Both alleged that they were humiliated by police in the May 28 raid by having to strip before seven officials. “They are trying to break us emotionally,” Felipe Noble Herrera told reporters.

The family’s attorney, Gabriel Cavallo, told reporters Monday that the tests were bound to be tainted, whatever the result, because of the lack of sufficient genetic material from dirty-war victims.

However, Estela de Carlotto, president of the Grandmothers group, issued a statement Monday saying, “Let’s wait for the tests to see if they are relevant or not.” She accused Herrera de Noble of obstructing the DNA testing to hide the provenance of her adopted children.

Herrera de Noble, whose husband died before the adoption, has said that Marcela was left on her doorstep in May 1976 and that she received Felipe a month later.

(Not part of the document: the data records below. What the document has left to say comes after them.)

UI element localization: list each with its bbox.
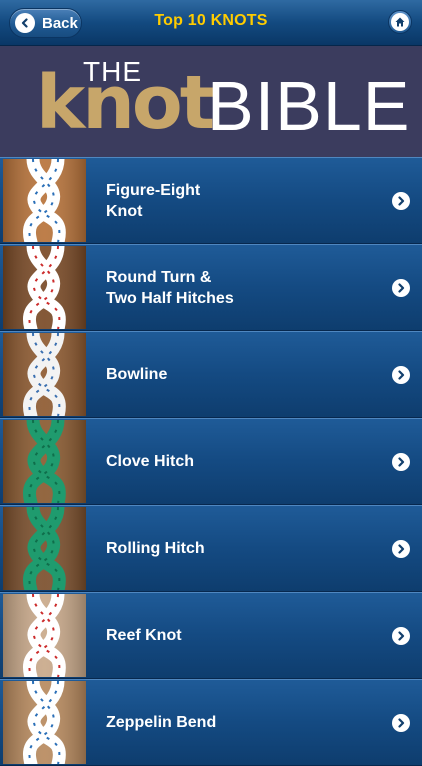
chevron-right-icon	[392, 366, 410, 384]
knot-name: Zeppelin Bend	[106, 714, 217, 731]
knot-thumbnail	[3, 594, 86, 677]
chevron-right-icon	[392, 627, 410, 645]
knot-list-item[interactable]: Reef Knot	[0, 592, 422, 679]
chevron-right-icon	[392, 192, 410, 210]
chevron-right-icon	[392, 540, 410, 558]
knot-name: Figure-Eight Knot	[106, 181, 201, 220]
knot-name: Reef Knot	[106, 627, 182, 644]
knot-list-item[interactable]: Clove Hitch	[0, 418, 422, 505]
navigation-bar: Back Top 10 KNOTS	[0, 0, 422, 46]
logo-bible: BIBLE	[207, 67, 411, 145]
knot-name: Clove Hitch	[106, 453, 195, 470]
knot-name: Round Turn & Two Half Hitches	[106, 268, 234, 307]
knot-thumbnail	[3, 507, 86, 590]
chevron-right-icon	[392, 453, 410, 471]
home-button[interactable]	[388, 10, 412, 34]
knot-thumbnail	[3, 159, 86, 242]
knot-thumbnail	[3, 681, 86, 764]
logo-knot: knot	[36, 60, 215, 146]
knot-list-item[interactable]: Figure-Eight Knot	[0, 157, 422, 244]
knot-name: Bowline	[106, 366, 168, 383]
knot-thumbnail	[3, 246, 86, 329]
knot-list: Figure-Eight Knot Round Turn & Two Half H…	[0, 157, 422, 766]
knot-thumbnail	[3, 333, 86, 416]
knot-thumbnail	[3, 420, 86, 503]
knot-list-item[interactable]: Round Turn & Two Half Hitches	[0, 244, 422, 331]
knot-list-item[interactable]: Rolling Hitch	[0, 505, 422, 592]
chevron-right-icon	[392, 714, 410, 732]
chevron-right-icon	[392, 279, 410, 297]
knot-bible-logo-banner: THE knot BIBLE	[0, 46, 422, 157]
page-title: Top 10 KNOTS	[154, 12, 268, 29]
knot-list-item[interactable]: Bowline	[0, 331, 422, 418]
knot-list-item[interactable]: Zeppelin Bend	[0, 679, 422, 766]
knot-name: Rolling Hitch	[106, 540, 205, 557]
home-icon	[391, 13, 409, 31]
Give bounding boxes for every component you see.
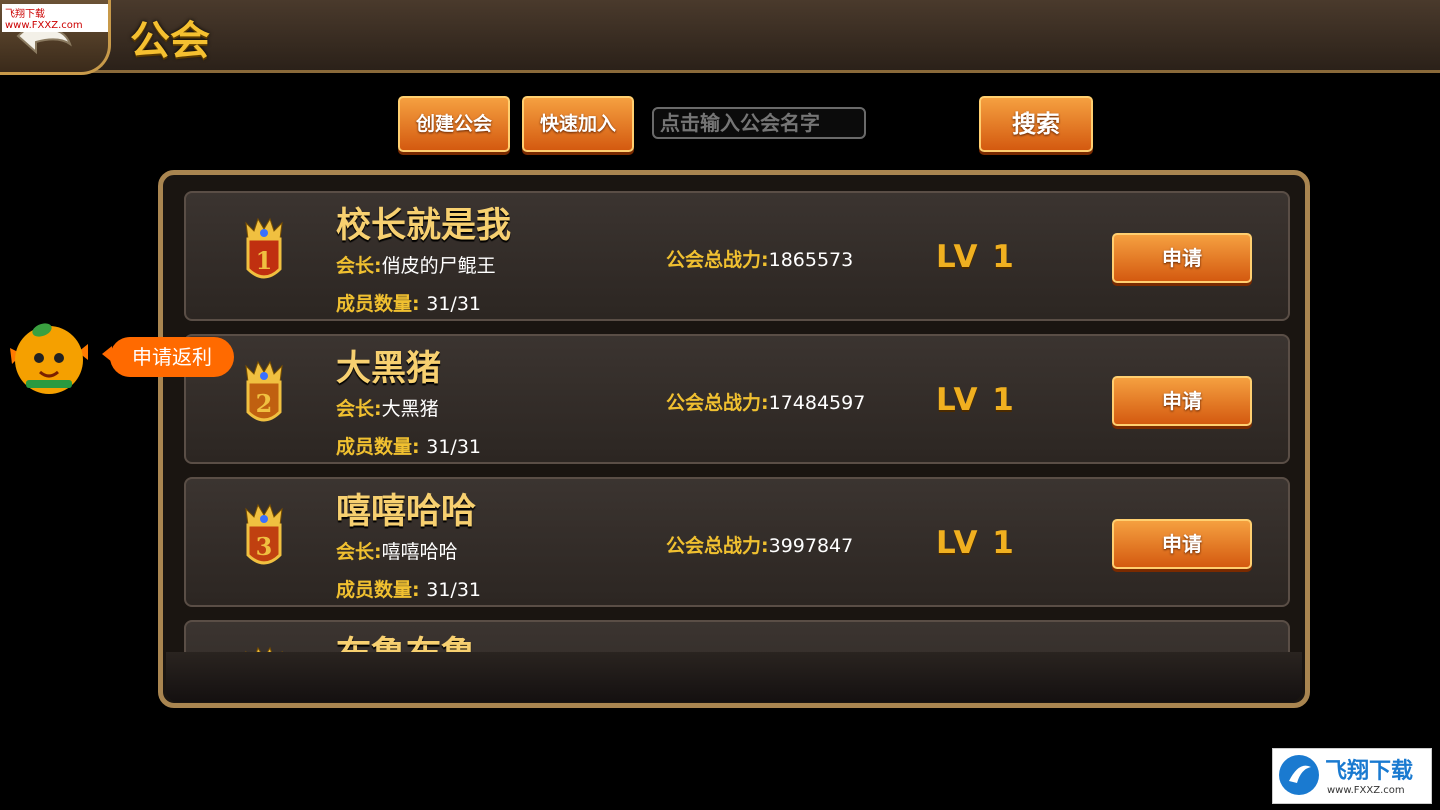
guild-name: 大黑猪 — [336, 348, 442, 389]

The Grandmothers group has said it believes the children are orphans of people “disappeared” in the dirty war.

Herrera de Noble’s media group is one of South America’s largest, with Clarin newspaper as its centerpiece. The business also includes radio, TV and cable operations. She says the case has been politicized because of the paper’s editorial criticism of President Cristina Fernandez de Kirchner and sensationalized by La Nacion, the competing daily newspaper in Buenos Aires, the capital.

Herrera de Noble was briefly jailed by a judge in 2002 because of an alleged failure to obey his rulings.

Argentina’s Congress passed the law last year forcing all principals in dirty-war paternity cases to submit to genetic testing. If the people involved refuse to give blood samples, the police have the right to raid and search private residences and offices for DNA samples.

In December, Marcela and Felipe Noble Herrera gave blood samples to a separate court lab, with the stipulation that the results be compared only with DNA provided by two families that say they are relatives of their biological parents. They also stipulated that the samples not be given to the National Genetic Data Bank, which they say is unreliable and overly politicized.

D’Alessandro and Kraul are special correspondents. D’Alessandro reported from Buenos Aires and Kraul from Bogota.